Insane price mums are charged for having babies
EXCLUSIVE: Half the babies delivered privately are being billed as complex births, a rate that has left consumer health groups astounded and questioning whether doctors are price gouging.
Medicare data shows that of the 72,852 private births billed to Medicare in the 12 months between July 2017 and June 2018, 35,350 or 48 per cent were billed as complex deliveries.
Doctors who claim a complex birth are able to bill patients almost $1,000 more than when they attend a normal birth.
It comes as mothers groups push for the government to introduce a bundled payment system for maternity care to remove the bill shock that can leave parents more than $10,000 out of pocket for a private birth.
Medicare pays a higher fee for complex births either natural or by caesarean section if the baby is breech, underweight or the mother had high blood pressure, diabetes or other health problems.
The Maternity Consumer Network director Alecia Staines says the high rate of billing for "complex" pregnancies in the private sector is "insane".
"There is no way half of us are high risk," she said.
The Medicare payment for a normal delivery is $693 compared to $1,629 for a complicated one and she wonders whether that is what is really behind the billing practice.
A recent report by the federal government's Independent Hospital Pricing Authority report found even in public hospitals there may be too much medical intervention in the birth process.
"There is significant scope for savings to public hospitals from clinically warranted reductions in the rate of interventions during birth," it said.
Ms Staines a teacher and mother of four from the Sunshine Coast has also raised concerns about the still growing rate of caesarean deliveries in Australia which is among the highest in the world.

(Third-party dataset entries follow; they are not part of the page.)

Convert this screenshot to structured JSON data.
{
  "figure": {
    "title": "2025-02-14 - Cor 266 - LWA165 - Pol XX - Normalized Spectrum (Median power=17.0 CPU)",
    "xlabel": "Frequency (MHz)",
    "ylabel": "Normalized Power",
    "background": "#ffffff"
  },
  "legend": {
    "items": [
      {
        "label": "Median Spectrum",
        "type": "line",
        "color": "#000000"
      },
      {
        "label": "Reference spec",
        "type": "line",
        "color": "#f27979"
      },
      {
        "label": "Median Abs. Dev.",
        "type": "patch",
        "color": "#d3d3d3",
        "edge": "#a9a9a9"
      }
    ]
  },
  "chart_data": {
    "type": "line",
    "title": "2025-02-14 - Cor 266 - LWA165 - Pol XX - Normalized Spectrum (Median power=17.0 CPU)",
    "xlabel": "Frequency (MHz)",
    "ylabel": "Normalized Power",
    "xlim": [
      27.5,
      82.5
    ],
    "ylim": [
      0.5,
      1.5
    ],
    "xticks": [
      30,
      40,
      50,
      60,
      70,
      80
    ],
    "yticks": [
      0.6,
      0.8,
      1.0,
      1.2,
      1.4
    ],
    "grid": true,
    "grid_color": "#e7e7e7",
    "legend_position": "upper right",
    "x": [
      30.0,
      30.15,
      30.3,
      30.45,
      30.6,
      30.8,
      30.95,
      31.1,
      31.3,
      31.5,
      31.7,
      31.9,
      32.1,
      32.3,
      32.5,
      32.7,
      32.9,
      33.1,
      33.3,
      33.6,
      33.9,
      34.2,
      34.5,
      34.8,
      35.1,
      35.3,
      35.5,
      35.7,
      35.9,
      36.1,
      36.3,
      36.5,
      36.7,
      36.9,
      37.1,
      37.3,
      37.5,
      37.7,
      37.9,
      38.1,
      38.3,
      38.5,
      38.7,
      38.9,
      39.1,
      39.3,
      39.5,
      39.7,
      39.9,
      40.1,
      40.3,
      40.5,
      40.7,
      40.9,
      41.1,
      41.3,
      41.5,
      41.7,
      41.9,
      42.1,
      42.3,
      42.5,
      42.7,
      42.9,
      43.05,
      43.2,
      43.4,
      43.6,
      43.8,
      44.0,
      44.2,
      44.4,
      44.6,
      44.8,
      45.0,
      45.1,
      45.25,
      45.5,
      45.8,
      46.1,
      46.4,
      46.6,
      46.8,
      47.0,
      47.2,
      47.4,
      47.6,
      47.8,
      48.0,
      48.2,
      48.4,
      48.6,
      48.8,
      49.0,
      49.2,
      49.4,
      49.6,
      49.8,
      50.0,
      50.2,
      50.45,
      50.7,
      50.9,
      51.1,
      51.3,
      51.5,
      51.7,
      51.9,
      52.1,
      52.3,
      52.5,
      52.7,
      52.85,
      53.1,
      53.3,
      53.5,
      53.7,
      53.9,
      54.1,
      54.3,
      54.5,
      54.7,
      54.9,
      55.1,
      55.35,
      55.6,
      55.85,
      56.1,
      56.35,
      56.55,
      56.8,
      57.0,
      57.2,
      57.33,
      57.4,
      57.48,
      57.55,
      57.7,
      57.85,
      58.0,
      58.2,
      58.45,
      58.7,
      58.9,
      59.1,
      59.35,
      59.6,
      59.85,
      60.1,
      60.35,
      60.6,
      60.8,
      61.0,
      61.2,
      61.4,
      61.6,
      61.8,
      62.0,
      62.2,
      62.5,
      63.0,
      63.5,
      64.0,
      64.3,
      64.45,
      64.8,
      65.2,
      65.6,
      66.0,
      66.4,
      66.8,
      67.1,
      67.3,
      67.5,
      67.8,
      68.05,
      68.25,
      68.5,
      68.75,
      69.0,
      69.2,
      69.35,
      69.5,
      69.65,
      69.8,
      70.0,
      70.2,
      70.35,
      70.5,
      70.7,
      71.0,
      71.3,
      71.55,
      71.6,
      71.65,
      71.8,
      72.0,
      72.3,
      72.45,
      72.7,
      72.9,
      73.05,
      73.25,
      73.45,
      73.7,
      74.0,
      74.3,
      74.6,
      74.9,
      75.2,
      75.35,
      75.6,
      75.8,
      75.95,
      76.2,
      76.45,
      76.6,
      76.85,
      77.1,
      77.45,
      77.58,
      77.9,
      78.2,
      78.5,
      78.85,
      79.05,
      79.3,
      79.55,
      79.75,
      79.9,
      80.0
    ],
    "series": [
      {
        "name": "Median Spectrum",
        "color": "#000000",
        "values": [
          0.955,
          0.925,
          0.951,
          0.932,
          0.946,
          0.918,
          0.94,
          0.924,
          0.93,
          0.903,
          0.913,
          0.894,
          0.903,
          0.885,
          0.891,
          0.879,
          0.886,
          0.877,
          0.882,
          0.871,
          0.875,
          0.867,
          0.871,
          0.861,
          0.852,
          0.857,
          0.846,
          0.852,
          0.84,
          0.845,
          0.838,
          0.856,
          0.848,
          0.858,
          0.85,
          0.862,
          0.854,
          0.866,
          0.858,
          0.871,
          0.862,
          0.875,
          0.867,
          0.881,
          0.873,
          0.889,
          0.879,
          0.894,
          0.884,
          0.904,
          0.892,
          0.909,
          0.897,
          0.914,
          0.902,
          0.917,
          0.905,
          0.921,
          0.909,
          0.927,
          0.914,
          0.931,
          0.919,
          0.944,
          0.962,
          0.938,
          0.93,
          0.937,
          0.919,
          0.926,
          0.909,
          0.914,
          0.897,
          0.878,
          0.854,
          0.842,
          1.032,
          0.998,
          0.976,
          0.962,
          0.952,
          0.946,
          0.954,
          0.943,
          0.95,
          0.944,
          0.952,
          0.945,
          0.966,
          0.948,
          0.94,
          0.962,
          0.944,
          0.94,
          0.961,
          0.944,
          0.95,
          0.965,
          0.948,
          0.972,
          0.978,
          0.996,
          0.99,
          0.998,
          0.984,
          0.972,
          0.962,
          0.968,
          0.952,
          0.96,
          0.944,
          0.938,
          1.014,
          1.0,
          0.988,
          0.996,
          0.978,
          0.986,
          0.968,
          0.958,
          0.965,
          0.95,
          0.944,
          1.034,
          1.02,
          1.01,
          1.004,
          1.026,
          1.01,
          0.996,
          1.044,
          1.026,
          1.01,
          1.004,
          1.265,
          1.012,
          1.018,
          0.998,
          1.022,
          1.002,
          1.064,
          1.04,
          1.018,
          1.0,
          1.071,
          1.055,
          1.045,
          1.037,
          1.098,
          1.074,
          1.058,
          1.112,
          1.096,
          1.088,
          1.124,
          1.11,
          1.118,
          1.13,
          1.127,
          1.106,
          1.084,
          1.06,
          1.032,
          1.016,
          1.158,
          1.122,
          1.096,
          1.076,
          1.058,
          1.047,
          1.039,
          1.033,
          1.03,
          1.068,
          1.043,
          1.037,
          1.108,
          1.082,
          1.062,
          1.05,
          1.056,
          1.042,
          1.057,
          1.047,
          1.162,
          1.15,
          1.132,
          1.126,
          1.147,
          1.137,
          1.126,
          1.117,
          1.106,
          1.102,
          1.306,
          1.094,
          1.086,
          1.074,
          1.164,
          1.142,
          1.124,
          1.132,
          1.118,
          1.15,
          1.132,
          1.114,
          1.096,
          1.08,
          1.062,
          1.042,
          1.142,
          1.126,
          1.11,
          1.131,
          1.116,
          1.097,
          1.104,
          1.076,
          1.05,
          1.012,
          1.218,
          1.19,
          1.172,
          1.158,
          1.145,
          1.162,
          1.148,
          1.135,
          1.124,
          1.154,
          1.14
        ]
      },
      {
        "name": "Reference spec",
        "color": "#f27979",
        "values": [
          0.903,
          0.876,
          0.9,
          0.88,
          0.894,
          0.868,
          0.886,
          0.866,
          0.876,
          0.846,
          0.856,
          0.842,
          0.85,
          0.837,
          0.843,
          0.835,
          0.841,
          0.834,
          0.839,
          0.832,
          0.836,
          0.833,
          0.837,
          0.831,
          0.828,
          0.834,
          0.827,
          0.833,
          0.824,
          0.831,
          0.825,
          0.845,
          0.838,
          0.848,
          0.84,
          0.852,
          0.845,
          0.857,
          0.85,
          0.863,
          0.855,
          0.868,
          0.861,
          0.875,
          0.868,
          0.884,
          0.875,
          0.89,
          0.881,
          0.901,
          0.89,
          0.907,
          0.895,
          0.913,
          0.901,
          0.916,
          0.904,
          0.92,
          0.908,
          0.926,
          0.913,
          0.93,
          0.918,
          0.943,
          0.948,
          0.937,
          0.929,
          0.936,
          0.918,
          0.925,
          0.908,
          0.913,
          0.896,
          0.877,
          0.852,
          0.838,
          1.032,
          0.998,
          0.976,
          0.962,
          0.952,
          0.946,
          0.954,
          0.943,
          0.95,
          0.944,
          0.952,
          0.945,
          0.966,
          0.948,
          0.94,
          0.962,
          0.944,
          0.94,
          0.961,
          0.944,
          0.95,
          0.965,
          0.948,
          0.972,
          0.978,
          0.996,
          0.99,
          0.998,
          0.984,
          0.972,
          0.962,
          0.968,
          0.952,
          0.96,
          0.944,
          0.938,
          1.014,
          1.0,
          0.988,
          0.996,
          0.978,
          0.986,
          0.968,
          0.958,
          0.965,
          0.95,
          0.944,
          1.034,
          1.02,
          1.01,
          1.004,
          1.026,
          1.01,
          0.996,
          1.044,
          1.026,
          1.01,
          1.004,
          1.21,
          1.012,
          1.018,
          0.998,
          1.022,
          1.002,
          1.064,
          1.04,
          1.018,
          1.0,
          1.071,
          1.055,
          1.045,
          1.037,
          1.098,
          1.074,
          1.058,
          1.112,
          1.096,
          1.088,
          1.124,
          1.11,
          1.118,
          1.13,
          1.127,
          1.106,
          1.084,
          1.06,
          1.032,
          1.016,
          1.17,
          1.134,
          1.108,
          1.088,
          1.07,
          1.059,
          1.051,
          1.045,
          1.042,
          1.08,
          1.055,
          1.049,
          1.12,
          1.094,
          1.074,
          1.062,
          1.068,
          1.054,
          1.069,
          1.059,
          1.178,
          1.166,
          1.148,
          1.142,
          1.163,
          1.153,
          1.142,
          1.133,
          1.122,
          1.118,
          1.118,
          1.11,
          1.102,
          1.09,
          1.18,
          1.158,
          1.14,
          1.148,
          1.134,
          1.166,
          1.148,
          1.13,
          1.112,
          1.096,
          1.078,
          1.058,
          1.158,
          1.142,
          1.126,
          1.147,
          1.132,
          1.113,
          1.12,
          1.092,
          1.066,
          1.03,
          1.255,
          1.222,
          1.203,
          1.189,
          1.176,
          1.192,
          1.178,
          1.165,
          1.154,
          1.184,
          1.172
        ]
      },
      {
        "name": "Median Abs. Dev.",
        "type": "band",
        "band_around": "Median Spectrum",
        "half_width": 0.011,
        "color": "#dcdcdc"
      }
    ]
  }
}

The latest government figures shows in the last decade normal vaginal births have fallen by 5 percentage points (from 58% in 2006 to 53% in 2016) whereas the caesarean rate has increased by 3 percentage points (from 31% in 2006 to 34% in 2016).
Recent NSW data shows more than four in ten babies born to privately insured women involved a caesarean section, many of these caesareans are elective.
Royal Australian and New Zealand College of Obstetricians and Gynaecologists spokesman Dr Will Milford said one factor behind the high rates of complex births could be that women who had a private birth were usually older and were therefore at risk of more complications.
Official data shows almost half of all women are overweight or obese before they get pregnant, more than one in three have gestational hypertension and one in 12 have gestational diabetes.
These are factors likely to make their pregnancies more complex.
A recent government review of Medicare benefits resulted in the tightening of the criteria that applied before doctors could claim a complicated delivery from November last year, Dr Milford said.
However, a review of Medicare data shows, if anything, billing for complicated deliveries actually increased after those changes.
Between November 2016 and June 2017 46.7 per cent of privately births were billed as complicated compared to 48.9 per cent between November 2017 and June 2018.
Dr Milford said the new guidelines also added conditions such as mental health disorders as criteria to be billed for a complex delivery and this could also be an explanation for the increase in billing rates.
In this case the delivery itself might not be complicated but the patient's overall health might be, he said.
High out of pocket fees charged by obstetricians and improved facilities in public hospitals have seen many women abandon the idea of giving birth in a private hospital.
The proportion of women giving birth in private hospitals has dropped from 28.2 per cent in 2006-07 to 24.2 per cent in 2015-16.
Ms Staines says it is time for the federal government to introduce a bundled payment system for maternity care similar to that in New Zealand, the UK and Canada.
Bundled pricing would see Medicare pay a single price for a full package of maternity care over the whole pregnancy from ten weeks gestation to six weeks after the birth.
Such a scheme has been operating in New Zealand for around 20 years where there is a lower rate of growth in caesareans, forceps deliveries, inductions and epidurals and higher levels of patient satisfaction linked to the midwife-led contracting model.
The Government's Independent Hospital Pricing Authority investigated such a payment system and recommended it last year however the inability to track an individual patient across multiple parts of the system means it has not been adopted.